La Conexión es lo primero

Muchos propietarios de perros rendimiento quieren empezar “a trabajar las habilidades de agility” de inmediato con sus nuevos cachorros. Algunos tienen el objetivo de que ese cachorro este listo para competir en el día permitido por la organización, que es a partir de los 18 meses. Con algunos perros esto es posible pero creo que mucho más perros pueden beneficiarse con un enfoque elaborado, sin tantas prisas y afianzado con un trabajo consistente.

Para algunos perros un año de formación (una vez se han desarrollado completamente), o incluso menos, puede ser suficiente.

Pero no es la edad del perro o la cantidad de entrenamiento la clave. Es su madurez tanto física como mental, más importante aún, la conexión o relación de trabajo entre el perro y su guía. Cuando eres “afortunado” de tener un perro “velcro” para el agility y has entrenado todas las habilidades, todo es posible.

Pero ¿qué pasa cuando uno o ambos no sois la pareja perfecta, cuando no existe conexión?

En la mayoria de casos comienzan las preocupaciones, los ruidos ciertos movimientos ambientales, las personas, los niños, otros perros, coches, ciclistas…parece que el cachorro no es perfecto.

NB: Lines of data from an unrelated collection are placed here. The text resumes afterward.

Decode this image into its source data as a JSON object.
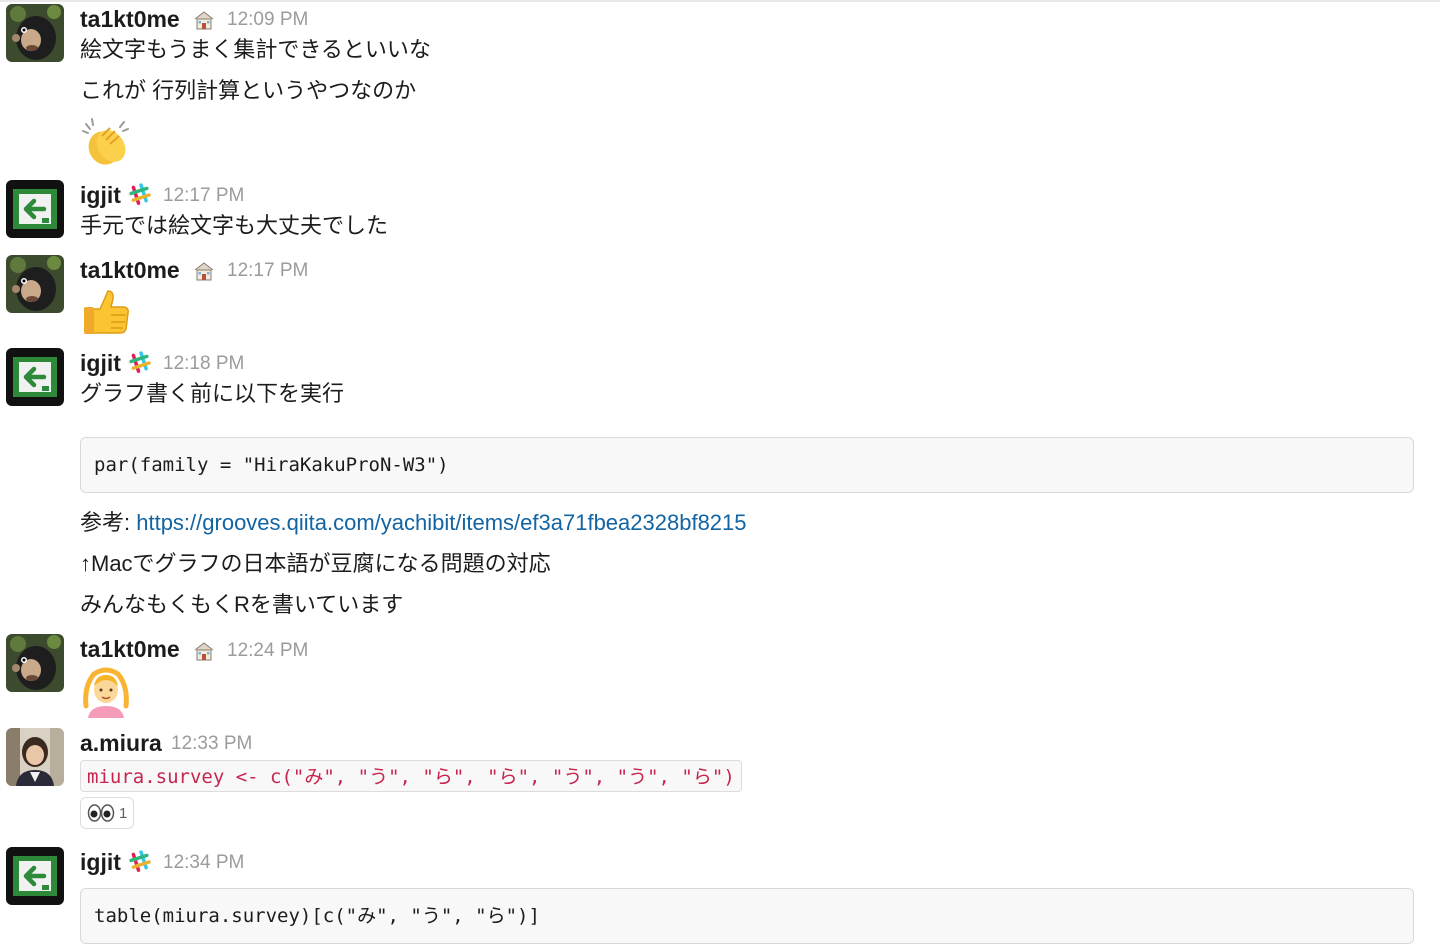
{
  "colors": {
    "link": "#1264a3",
    "code_text": "#c7254e",
    "timestamp": "#9b9b9b"
  },
  "messages": [
    {
      "author": "ta1kt0me",
      "badge": "house-icon",
      "time": "12:09 PM",
      "lines": [
        "絵文字もうまく集計できるといいな",
        "これが 行列計算というやつなのか"
      ],
      "emoji": "clapping-hands-icon"
    },
    {
      "author": "igjit",
      "badge": "slack-icon",
      "time": "12:17 PM",
      "lines": [
        "手元では絵文字も大丈夫でした"
      ]
    },
    {
      "author": "ta1kt0me",
      "badge": "house-icon",
      "time": "12:17 PM",
      "emoji": "thumbs-up-icon"
    },
    {
      "author": "igjit",
      "badge": "slack-icon",
      "time": "12:18 PM",
      "lines": [
        "グラフ書く前に以下を実行"
      ],
      "code": "par(family = \"HiraKakuProN-W3\")",
      "ref_prefix": "参考: ",
      "ref_link": "https://grooves.qiita.com/yachibit/items/ef3a71fbea2328bf8215",
      "after_lines": [
        "↑Macでグラフの日本語が豆腐になる問題の対応",
        "みんなもくもくRを書いています"
      ]
    },
    {
      "author": "ta1kt0me",
      "badge": "house-icon",
      "time": "12:24 PM",
      "emoji": "ok-gesture-woman-icon"
    },
    {
      "author": "a.miura",
      "time": "12:33 PM",
      "inline_code": "miura.survey <- c(\"み\", \"う\", \"ら\", \"ら\", \"う\", \"う\", \"ら\")",
      "reaction": {
        "icon": "eyes-icon",
        "count": "1"
      }
    },
    {
      "author": "igjit",
      "badge": "slack-icon",
      "time": "12:34 PM",
      "code": "table(miura.survey)[c(\"み\", \"う\", \"ら\")]"
    }
  ]
}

Esto como entrenadores nos produce una gran fustración, pero lo cierto es que todo tiene solución. La solución es simple se tiene que trabajar el foco con el perro para que aumente su conexión con nosotros y esto anule cualquier adversidad en la que el perro no se encuentre cómodo puesto que lo mas importante para el pasamos a ser nosotros, sus propietarios, sus amigos, sus entrenadores endefinitiva.

Debes ser paciente en la formación con los perros, otras personas con sus perros lo basan todo en el liderazgo. Pero a mi me resulta triste que esto sea así y busco la manera de ampliar la conexión con los perros, que esto haga que le invite continuamente a cooperar con nosotros. ! El refrán antiguo de entrenador: “Usted consigue el perro que necesita” ciertamente se aplica aquí.

De este modo hemos de encontrar juegos y recompensas que nos ayuden a mejorar la relación con nuestros perros y aumentar su confianza en nosotros.

“Existe un amplio abanico de reforzadores a nuestra disposición. El éxito de un educador canino depende de su destreza para elegir el más indicado en cada situación y aplicarlo en la magnitud y de la forma adecuada”. Kay Laurence (learning About Dogs).

A menudo el problema se presenta cuando los propietarios no sabemos como hacerlo.

Así que tienes que buscar y encontrar juegos, recompensas que podrás utilizar para ayudar a aprender a los perros que jugar contigo es muy divertido y construir su seguridad y su confianza en ti. Tenemos que conseguir que las sesiones de entrenamiento  sean cortas y pasar más tiempo jugando juntos. Jugamos juegos de persecución en la calle, con la pelota…

Cuando llegó el momento en una de nuestras sesiones de entrenamiento cortas aprendí a llevar una media docena de sus juguetes favoritos y muchos tipos diferentes de golosinas. Un juguete sólo podía ser atractivo para una repetición. Entonces coje otro de al lado que sea diferente y conviertelo en atractivo.

Si estas frustrado en el entrenamiento lo mejor es interrumpir el juego. Por unos minutos y volver a intertarlo más tarde. Nuestro tiempo juntos debe ser siempre divertido para los dos.

Los dos aprendemos el uno del otro sobre el significado del juego y el tiempo de entrenamiento puede comenzar a ser más largo y los dos estáis más compenetrados el uno con el otro. Comenzaras a trabajar más y más tiempo y habrás encontrado las golosinas y los juguetes que son más gratificantes para él.

Así tendremos una relación de mayor conexión entre nosotros. Sobre esa base, la formación se convierte todo en más fácil. Así que  esperar unos meses para construir esa conexión es la mejor decisión para nosotros. Podríamos esperar más tiempo si fuera necesario.